14 de nov. de 2021

 


 É estranho não ser mais um grande esforço conter as palavras que por anos fluíram como uma barragem rompida. Agora, até pequenas ilusões que mal tiram algum suspiro mais profundo mostram ter um sabor mais intenso. 

E é então isso que existe depois da eternidade; depois da última borda da galáxia, o após, o além para onde o universo ainda não se expandiu. 

Mas eu sempre encontro uma forma de olhar para trás, porque lá fora os campos verdejam outra vez, mas aqui dentro a estiagem parece ser permanente; assim volto em uma busca infausta por algum detalhe que não tenha sido lapidado, lustrado, colocado diante da luz para que eu veja seus últimos reflexos coloridos. 

Então eu me lembro, ah sim... Nós cruzando o sinal vermelho que se derretia junto da água salgada e abundante que escorria dos olhos, e da sua voz me chamando de anjo pela última vez. 

Muitos outros sinais velhos foram cruzados depois, mas sua voz nunca mais foi ouvida. 

Quando será que você se livrou do cachecol branco que lhe dei?

Quando será que crescemos o bastante para aprender quando desistir? 

Sei que os anos tiram quase tudo, e a única prova da nossa existência se resume ao velho bilhete do ônibus que me levou para sua cidade rude, este que não tive coragem de queimar. 

E eu sempre falo como se alguém me ouvisse, e continuo e continuo... um monólogo confuso e quase constante; um pedido de socorro, as últimas pinceladas em um quadro que nunca fica pronto; eu continuo, como se não fosse só eu aqui, livre por entre essas linhas, como nos sonhos onde de tanto preciso fugir, mas onde também posso voar. 

A saudade que ficou é de mim.

A saudade é daquilo que um dia despertou daqui do fundo e era tão, tão bonito e que eu me esforço e me esforço, mas que não sei mais como extrair. 

Só sei que está ali, inteiro, intacto, latente. 
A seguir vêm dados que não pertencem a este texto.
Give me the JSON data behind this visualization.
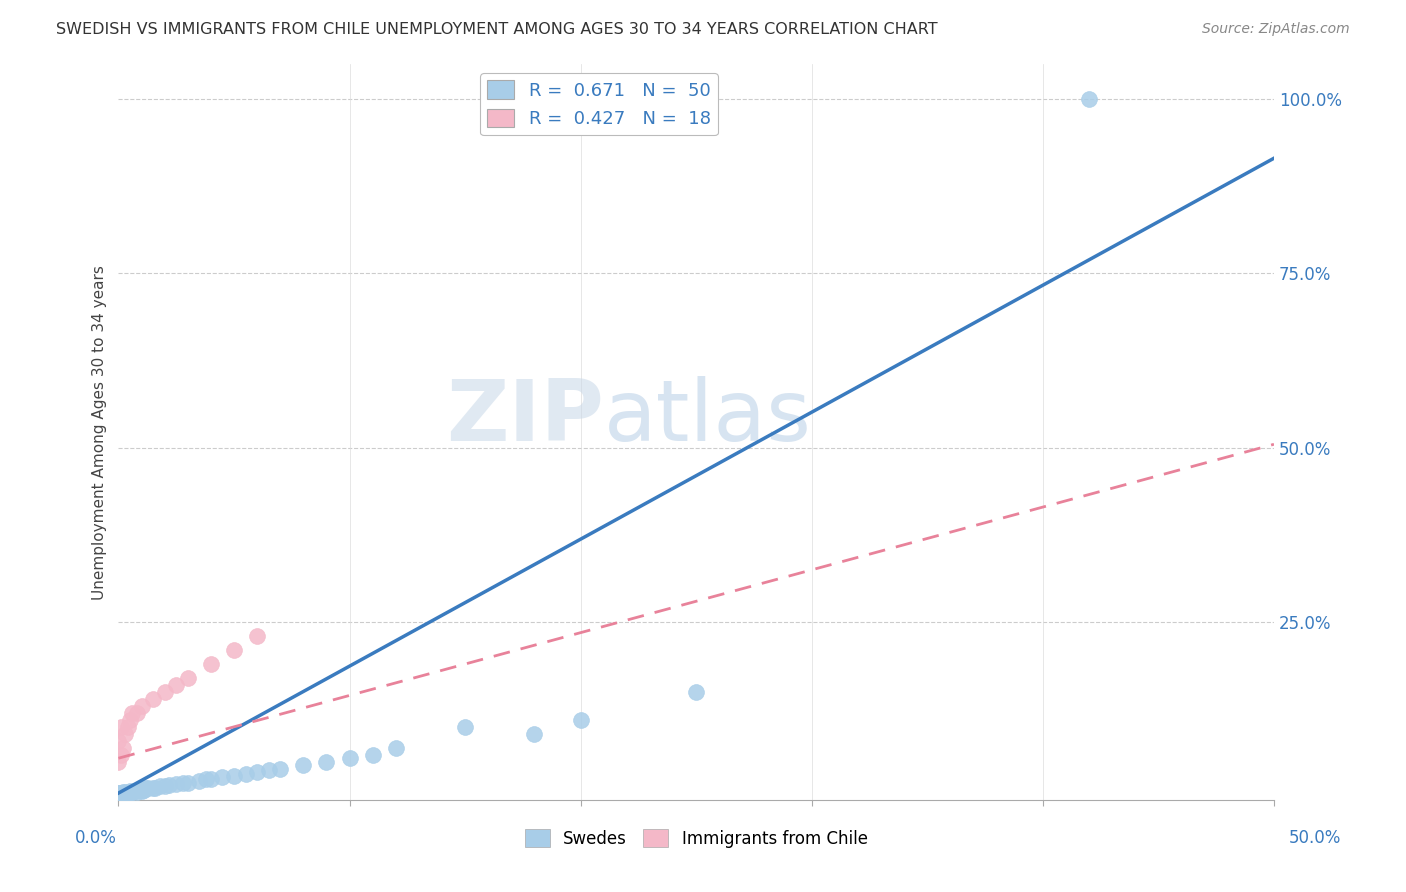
{
  "title": "SWEDISH VS IMMIGRANTS FROM CHILE UNEMPLOYMENT AMONG AGES 30 TO 34 YEARS CORRELATION CHART",
  "source": "Source: ZipAtlas.com",
  "ylabel": "Unemployment Among Ages 30 to 34 years",
  "watermark_zip": "ZIP",
  "watermark_atlas": "atlas",
  "xlim": [
    0,
    0.5
  ],
  "ylim": [
    -0.005,
    1.05
  ],
  "ytick_vals": [
    0.0,
    0.25,
    0.5,
    0.75,
    1.0
  ],
  "ytick_labels": [
    "",
    "25.0%",
    "50.0%",
    "75.0%",
    "100.0%"
  ],
  "swedes_R": 0.671,
  "swedes_N": 50,
  "chile_R": 0.427,
  "chile_N": 18,
  "blue_scatter_color": "#a8cde8",
  "pink_scatter_color": "#f4b8c8",
  "blue_line_color": "#3a7bbf",
  "pink_line_color": "#e8829a",
  "blue_line_slope": 1.82,
  "blue_line_intercept": 0.005,
  "pink_line_slope": 0.9,
  "pink_line_intercept": 0.055,
  "swedes_x": [
    0.0,
    0.0,
    0.0,
    0.0,
    0.0,
    0.001,
    0.001,
    0.002,
    0.002,
    0.003,
    0.003,
    0.004,
    0.005,
    0.005,
    0.006,
    0.007,
    0.008,
    0.009,
    0.01,
    0.01,
    0.011,
    0.012,
    0.013,
    0.015,
    0.016,
    0.018,
    0.02,
    0.022,
    0.025,
    0.028,
    0.03,
    0.035,
    0.038,
    0.04,
    0.045,
    0.05,
    0.055,
    0.06,
    0.065,
    0.07,
    0.08,
    0.09,
    0.1,
    0.11,
    0.12,
    0.15,
    0.18,
    0.2,
    0.25,
    0.42
  ],
  "swedes_y": [
    0.0,
    0.0,
    0.0,
    0.005,
    0.005,
    0.0,
    0.005,
    0.003,
    0.006,
    0.004,
    0.007,
    0.005,
    0.005,
    0.008,
    0.006,
    0.008,
    0.007,
    0.01,
    0.008,
    0.01,
    0.01,
    0.012,
    0.012,
    0.012,
    0.013,
    0.015,
    0.015,
    0.016,
    0.018,
    0.02,
    0.02,
    0.022,
    0.025,
    0.025,
    0.028,
    0.03,
    0.032,
    0.035,
    0.038,
    0.04,
    0.045,
    0.05,
    0.055,
    0.06,
    0.07,
    0.1,
    0.09,
    0.11,
    0.15,
    1.0
  ],
  "chile_x": [
    0.0,
    0.0,
    0.001,
    0.001,
    0.002,
    0.003,
    0.004,
    0.005,
    0.006,
    0.008,
    0.01,
    0.015,
    0.02,
    0.025,
    0.03,
    0.04,
    0.05,
    0.06
  ],
  "chile_y": [
    0.05,
    0.08,
    0.06,
    0.1,
    0.07,
    0.09,
    0.1,
    0.11,
    0.12,
    0.12,
    0.13,
    0.14,
    0.15,
    0.16,
    0.17,
    0.19,
    0.21,
    0.23
  ]
}
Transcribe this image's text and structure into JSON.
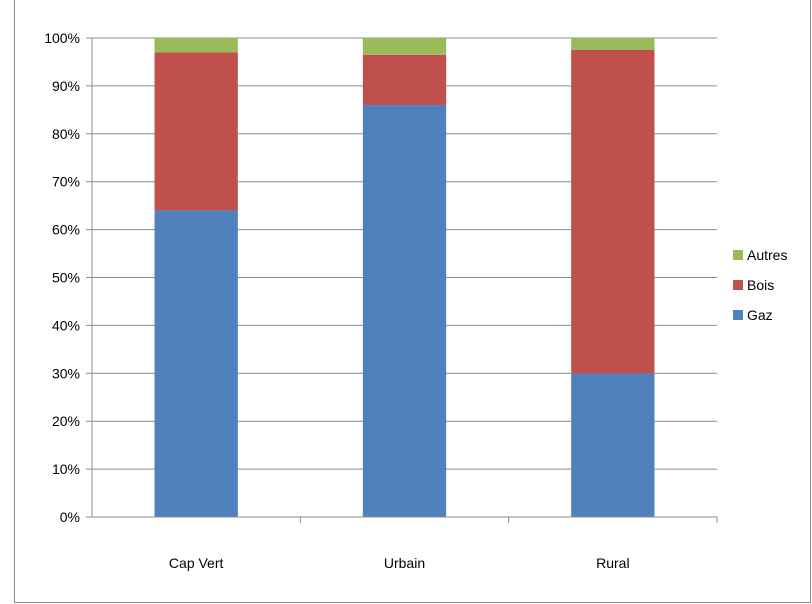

As palavras talvez nunca tenham sido para você, para ninguém. Para nenhum anjo, para nenhum demônio. Elas todas foram e são para esse fragmento belo, precioso e sagrado de vida tão bem oculto. Elas foram e são pequenas pedras colocadas com paciência e delicadeza na contrução de uma ponte que um dia, finalmente, me levará até mim mesmo.